Foreign policy disputes between Europe, France in particular, and the US are mounting, and not only over the Israeli-Palestinian bloodbath and the conduct of the anti-terrorism war. But Europe's criticisms, no matter how sound, will not be taken seriously by the US so long as the Continent continues to free-ride on America's defenses, something it has done for half-a-century. In a bellicose world, a credible voice in the international arena requires a creditable military capability and high-tech military technology. In both, Europe is lacking.
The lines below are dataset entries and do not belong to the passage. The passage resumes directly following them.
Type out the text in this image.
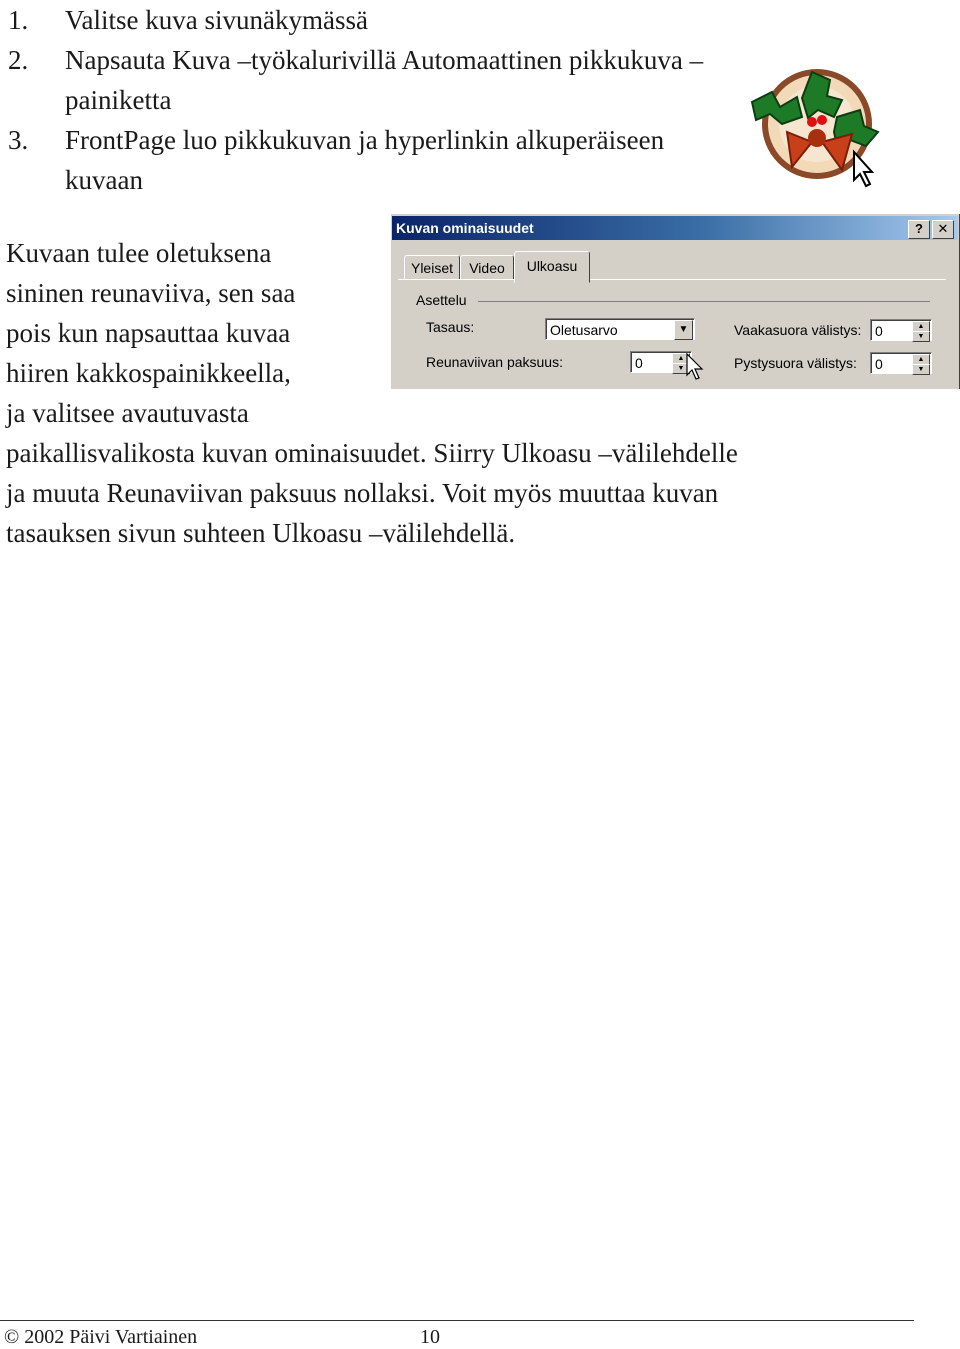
1. Valitse kuva sivunäkymässä
2. Napsauta Kuva –työkalurivillä Automaattinen pikkukuva –painiketta
3. FrontPage luo pikkukuvan ja hyperlinkin alkuperäiseen kuvaan
Kuvaan tulee oletuksena
sininen reunaviiva, sen saa
pois kun napsauttaa kuvaa
hiiren kakkospainikkeella,
ja valitsee avautuvasta
paikallisvalikosta kuvan ominaisuudet. Siirry Ulkoasu –välilehdelle
ja muuta Reunaviivan paksuus nollaksi. Voit myös muuttaa kuvan
tasauksen sivun suhteen Ulkoasu –välilehdellä.
Kuvan ominaisuudet	?	✕
Yleiset	Video	Ulkoasu
Asettelu
Tasaus:	Oletusarvo	▼
Reunaviivan paksuus:	0	▲
▼
Vaakasuora välistys: 0	▲
▼
Pystysuora välistys:	0	▲
▼
© 2002 Päivi Vartiainen	10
America's irritation with some of its European allies - Tony Blair's UK being the noticeable exception - is understandable. In the current fiscal year, the US will spend an additional $50 billion on defense, raising its overall defense bill to $379 billion, more than 3% of GDP. This sum is, in fact, low by post-WWII standards. At the time of the Gulf War of 1991, US defense spending was 4.8% of GDP; it was far higher in the 1950s and 1960s.
Europe's commitment to defense tells another story. Defense spending is 1.6% of GDP in Germany, 2% in Italy, and 1.5% in Spain; only France and the UK reach 3%. But confining discussion about defense commitment to the percent of GDP spent on the military is insufficient because there are economies of scale in defense spending. So one would expect that smaller countries will spend proportionally more on defense than larger ones. Instead, today America alone spends more than most of its NATO allies combined, and defense spending in the US is likely to increase even more in the years to come.
Security and global influence are not the only benefits that come through military expenditure. About 10-15% of US military spending finances basic research and thus provides a powerful boost to America's high-tech research and development. The internet, based on thinking and spending made in the 1940's, and the silicon chip, developed in the 1970's, are both products of research funded by the Pentagon.